Featured Politics News

Zuma: South African police raid bank in corruption investigation

By Giwa SHILE

South Africa police on Friday raided India’s Bank of Baroda and seized documents in ongoing investigation into state corruption under former President Jacob Zuma.

Hangwani Mulaudzi, Spokesman of police’s elite “Hawks” unit, said in Johannesburg that the police raided the bank’s branches in Johannesburg and Durban and took documents showing bank transactions involving South African state firms.

“We are of the view that Bank of Baroda was used as a conduit for the transfer of illicit funds.

“The raids are happening as part of ‘state capture’ investigations,” Mulaudzi said.

Bank of Baroda is winding down its operations in South Africa.

It was thrust into the spotlight two years ago when it started working with the Guptas, a family of Indian-born businessmen at the centre of an influence-peddling scandal surrounding Zuma.

Zuma and the Guptas had denied wrongdoing.

A Bank of Baroda employee in Durban who picked the telephone confirmed that the Hawks had the bank’s premises on Friday. A representative of the bank’s Johannesburg office declined to comment.

An inquiry into allegations surrounding Zuma and the Guptas will begin formal public hearings in August and could take two years or more, officials have said.

Police earlier this year, raided the Guptas’ compound in Johannesburg as part of investigation into theft, fraud and money laundering at a state-backed dairy project in Free State province, meant to benefit the local community.
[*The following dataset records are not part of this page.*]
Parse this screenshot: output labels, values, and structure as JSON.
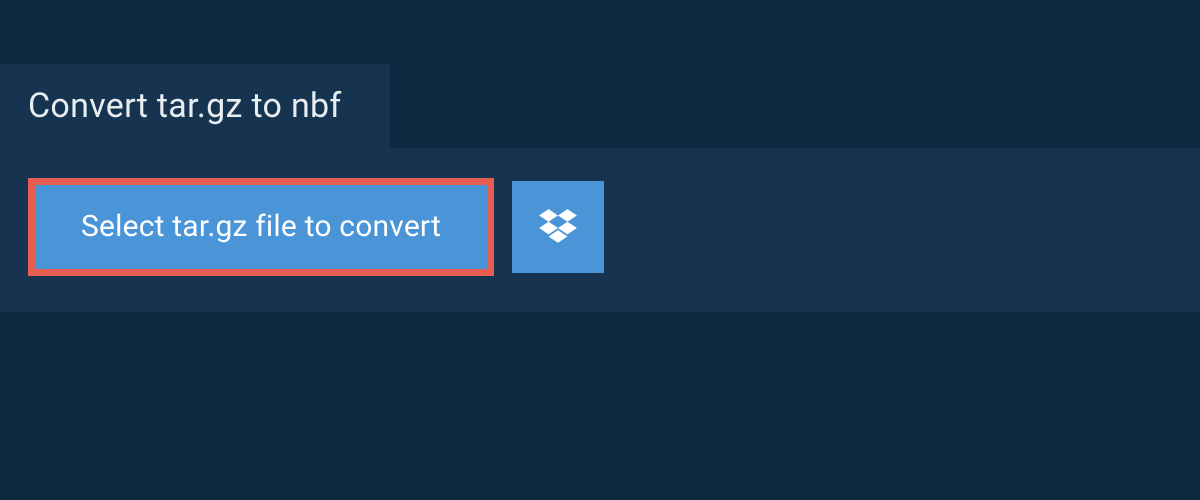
{
  "header": {
    "title": "Convert tar.gz to nbf"
  },
  "actions": {
    "select_file_label": "Select tar.gz file to convert",
    "dropbox_icon_name": "dropbox"
  }
}
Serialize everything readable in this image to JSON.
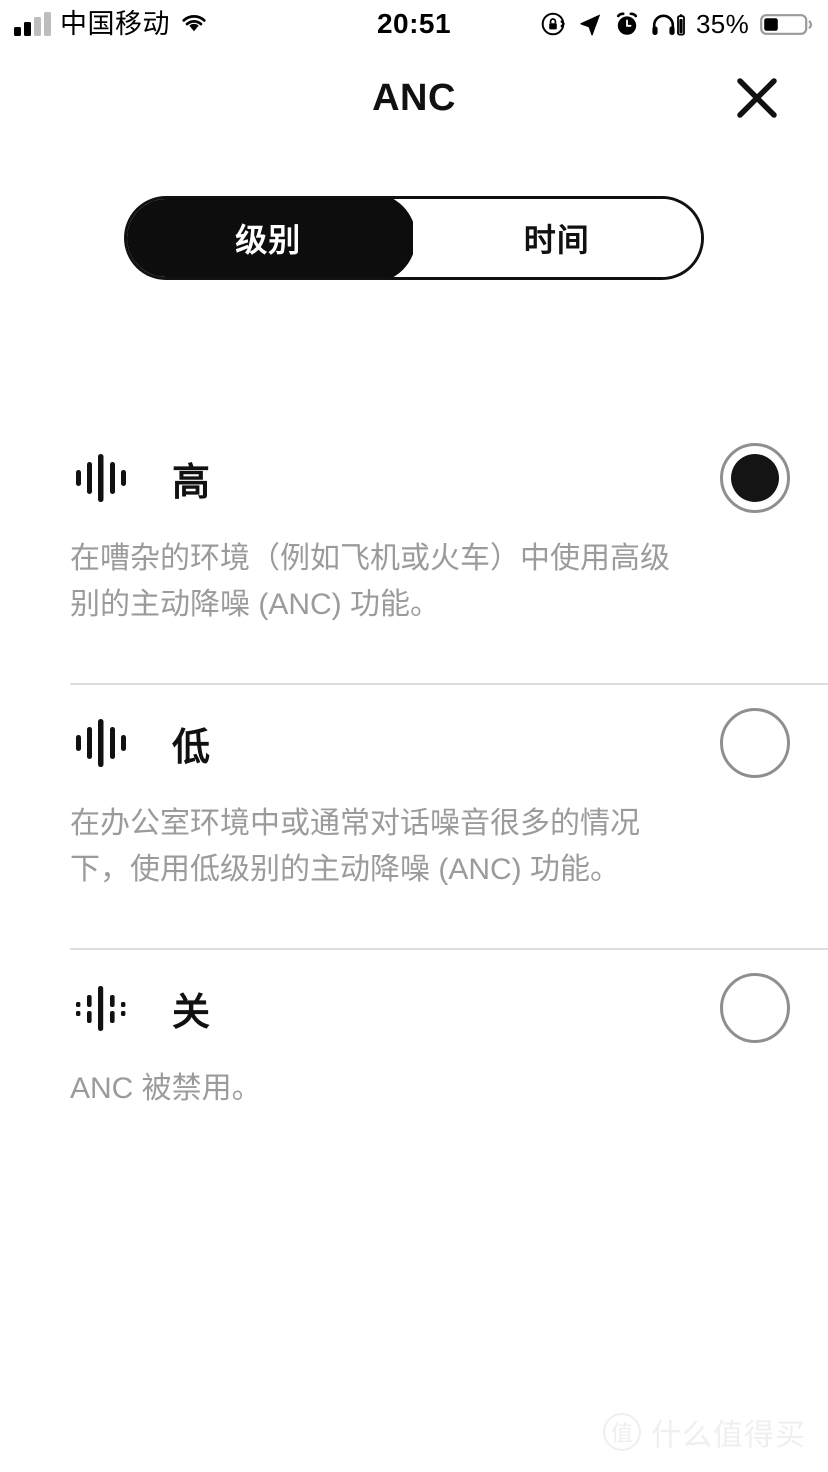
{
  "status_bar": {
    "carrier": "中国移动",
    "time": "20:51",
    "battery_percent": "35%",
    "icons": [
      "signal-bars-icon",
      "wifi-icon",
      "rotation-lock-icon",
      "location-arrow-icon",
      "alarm-clock-icon",
      "headphones-battery-icon",
      "battery-icon"
    ]
  },
  "header": {
    "title": "ANC",
    "close_icon": "close-x-icon"
  },
  "segmented_control": {
    "selected_index": 0,
    "tabs": [
      {
        "label": "级别",
        "active": true
      },
      {
        "label": "时间",
        "active": false
      }
    ]
  },
  "options": [
    {
      "label": "高",
      "icon": "anc-wave-on-icon",
      "selected": true,
      "description": "在嘈杂的环境（例如飞机或火车）中使用高级别的主动降噪 (ANC) 功能。"
    },
    {
      "label": "低",
      "icon": "anc-wave-on-icon",
      "selected": false,
      "description": "在办公室环境中或通常对话噪音很多的情况下，使用低级别的主动降噪 (ANC) 功能。"
    },
    {
      "label": "关",
      "icon": "anc-wave-off-icon",
      "selected": false,
      "description": "ANC 被禁用。"
    }
  ],
  "watermark": {
    "badge": "值",
    "text": "什么值得买"
  },
  "colors": {
    "accent": "#0d0d0d",
    "text_primary": "#111111",
    "text_secondary": "#9b9b9b",
    "divider": "#dedede",
    "radio_border": "#8f8f8f",
    "background": "#ffffff"
  }
}
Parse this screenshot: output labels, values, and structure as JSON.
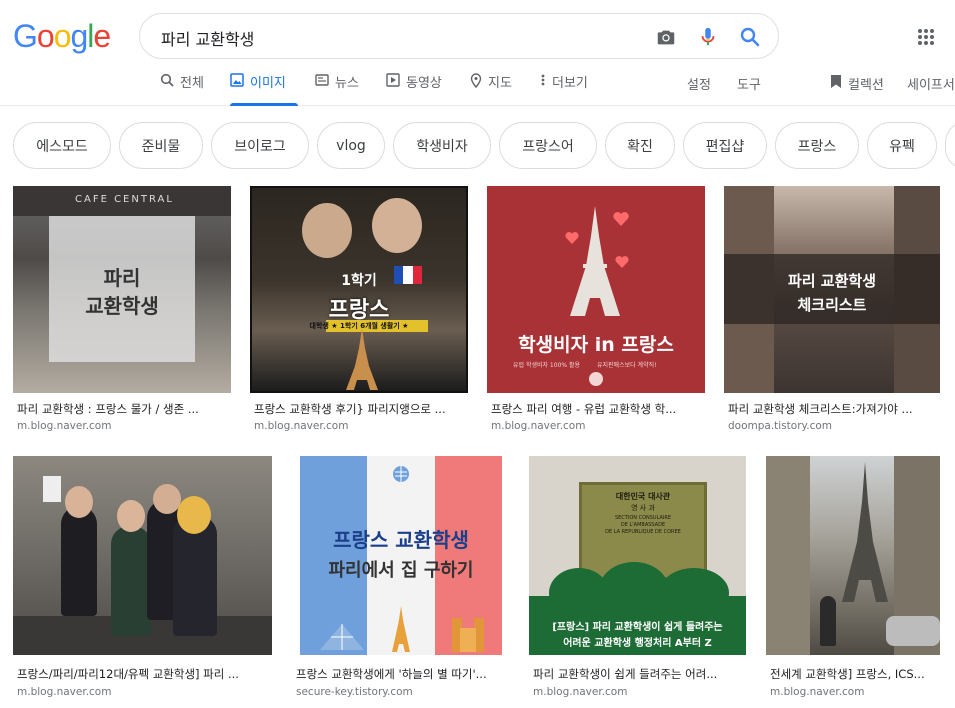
{
  "logo": {
    "g1": "G",
    "o1": "o",
    "o2": "o",
    "g2": "g",
    "l": "l",
    "e": "e"
  },
  "search": {
    "query": "파리 교환학생"
  },
  "tabs": [
    {
      "label": "전체"
    },
    {
      "label": "이미지"
    },
    {
      "label": "뉴스"
    },
    {
      "label": "동영상"
    },
    {
      "label": "지도"
    },
    {
      "label": "더보기"
    }
  ],
  "tools": {
    "settings": "설정",
    "tools": "도구",
    "collections": "컬렉션",
    "safesearch": "세이프서"
  },
  "chips": [
    "에스모드",
    "준비물",
    "브이로그",
    "vlog",
    "학생비자",
    "프랑스어",
    "확진",
    "편집샵",
    "프랑스",
    "유펙"
  ],
  "results": [
    {
      "title": "파리 교환학생 : 프랑스 물가 / 생존 ...",
      "source": "m.blog.naver.com",
      "overlay": [
        "파리",
        "교환학생"
      ],
      "sign": "CAFE CENTRAL"
    },
    {
      "title": "프랑스 교환학생 후기} 파리지앵으로 ...",
      "source": "m.blog.naver.com",
      "overlay": [
        "1학기",
        "프랑스",
        "대학생 ★ 1학기 6개월 생활기 ★"
      ]
    },
    {
      "title": "프랑스 파리 여행 - 유럽 교환학생 학...",
      "source": "m.blog.naver.com",
      "overlay": [
        "학생비자 in 프랑스",
        "유럽 학생비자 100% 활용",
        "유지판매스보다 계약직!"
      ]
    },
    {
      "title": "파리 교환학생 체크리스트:가져가야 ...",
      "source": "doompa.tistory.com",
      "overlay": [
        "파리 교환학생",
        "체크리스트"
      ]
    },
    {
      "title": "프랑스/파리/파리12대/유펙 교환학생] 파리 ...",
      "source": "m.blog.naver.com"
    },
    {
      "title": "프랑스 교환학생에게 '하늘의 별 따기'...",
      "source": "secure-key.tistory.com",
      "overlay": [
        "프랑스 교환학생",
        "파리에서 집 구하기"
      ]
    },
    {
      "title": "파리 교환학생이 쉽게 들려주는 어려...",
      "source": "m.blog.naver.com",
      "overlay": [
        "[프랑스] 파리 교환학생이 쉽게 들려주는",
        "어려운 교환학생 행정처리 A부터 Z"
      ],
      "plaque": [
        "대한민국 대사관",
        "영 사 과",
        "SECTION CONSULAIRE",
        "DE L'AMBASSADE",
        "DE LA REPUBLIQUE DE COREE"
      ]
    },
    {
      "title": "전세계 교환학생] 프랑스, ICS...",
      "source": "m.blog.naver.com"
    }
  ],
  "colors": {
    "accent": "#1a73e8",
    "red_card": "#a83236",
    "blue_flag": "#6fa0dc",
    "red_flag": "#f07a7a",
    "green_banner": "#1d6b35"
  }
}
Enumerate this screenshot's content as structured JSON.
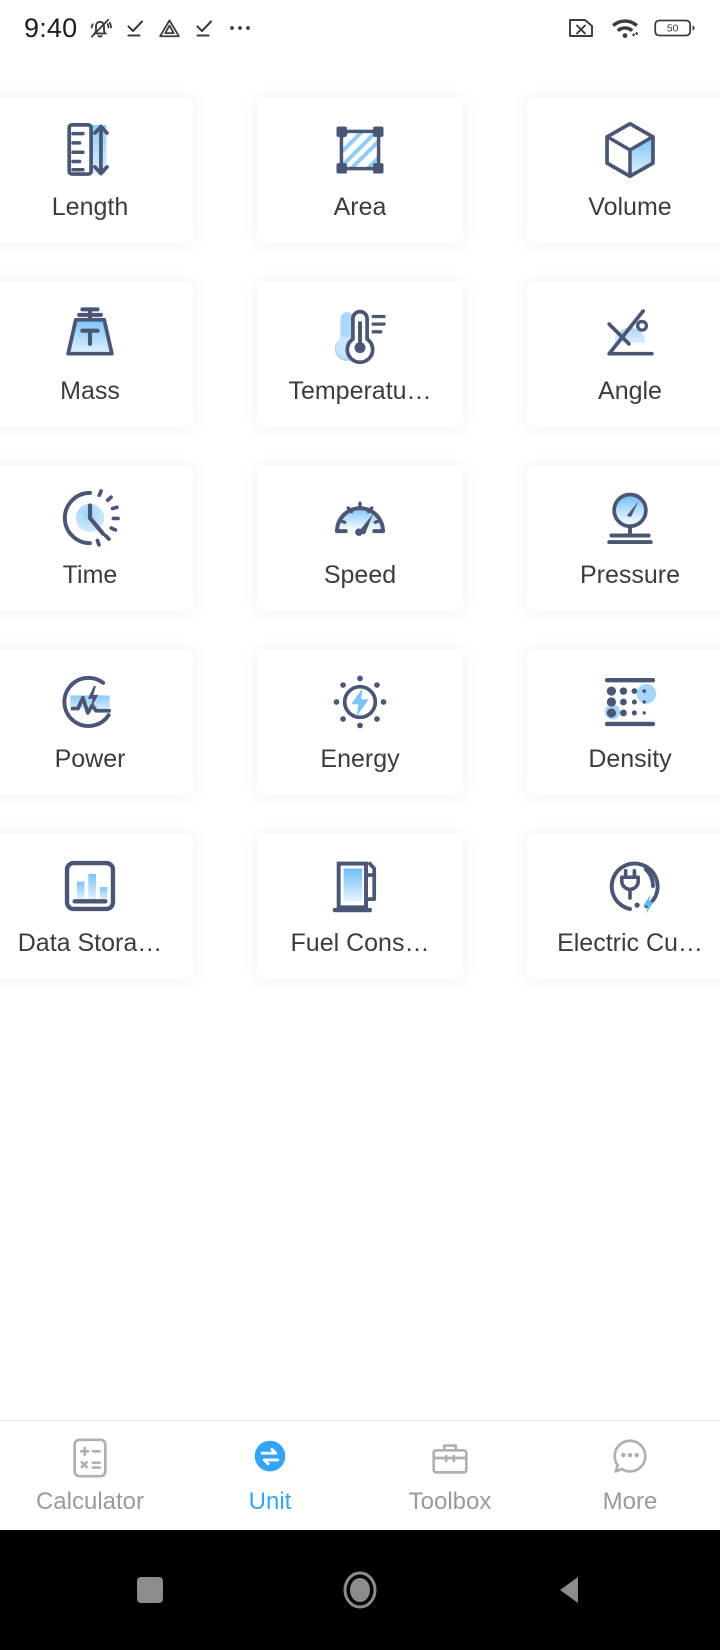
{
  "status_bar": {
    "time": "9:40",
    "left_icons": [
      "mute-bell-icon",
      "download-check-icon",
      "triangle-alert-icon",
      "download-check-icon",
      "more-dots-icon"
    ],
    "right_icons": [
      "no-sim-icon",
      "wifi-icon",
      "battery-icon"
    ],
    "battery_level": "50"
  },
  "colors": {
    "accent": "#36a4f4",
    "icon_dark": "#4a5674",
    "icon_blue_light": "#b9def8",
    "icon_blue": "#63b8f5",
    "label": "#3c3c3c",
    "nav_inactive": "#9a9a9a",
    "background": "#ffffff"
  },
  "grid": {
    "tiles": [
      {
        "label": "Length",
        "icon": "ruler-arrow-icon"
      },
      {
        "label": "Area",
        "icon": "square-hatched-icon"
      },
      {
        "label": "Volume",
        "icon": "cube-icon"
      },
      {
        "label": "Mass",
        "icon": "weight-icon"
      },
      {
        "label": "Temperatu…",
        "icon": "thermometer-icon"
      },
      {
        "label": "Angle",
        "icon": "angle-protractor-icon"
      },
      {
        "label": "Time",
        "icon": "clock-dashed-icon"
      },
      {
        "label": "Speed",
        "icon": "speedometer-icon"
      },
      {
        "label": "Pressure",
        "icon": "pressure-gauge-icon"
      },
      {
        "label": "Power",
        "icon": "power-wave-icon"
      },
      {
        "label": "Energy",
        "icon": "energy-sun-bolt-icon"
      },
      {
        "label": "Density",
        "icon": "density-dots-icon"
      },
      {
        "label": "Data Stora…",
        "icon": "data-storage-chart-icon"
      },
      {
        "label": "Fuel Cons…",
        "icon": "fuel-pump-icon"
      },
      {
        "label": "Electric Cu…",
        "icon": "electric-plug-icon"
      }
    ]
  },
  "bottom_nav": {
    "items": [
      {
        "label": "Calculator",
        "icon": "calculator-icon",
        "active": false
      },
      {
        "label": "Unit",
        "icon": "unit-convert-icon",
        "active": true
      },
      {
        "label": "Toolbox",
        "icon": "briefcase-icon",
        "active": false
      },
      {
        "label": "More",
        "icon": "more-dots-bubble-icon",
        "active": false
      }
    ]
  },
  "system_nav": {
    "buttons": [
      "recents-square-icon",
      "home-circle-icon",
      "back-triangle-icon"
    ]
  }
}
The whereabouts of the Gupta brothers is not publicly known. One of the brothers, Ajay Gupta, was declared a “fugitive from justice” after leaving South Africa for Dubai in February.

Gupta family representatives in South Africa could not be reached for comment.

Zuma was in court on Friday for a separate hearing relating to a 2.5 billion dollars arms deal from the 1990s.

He faces 16 charges of fraud, racketeering, corruption and money laundering in that case.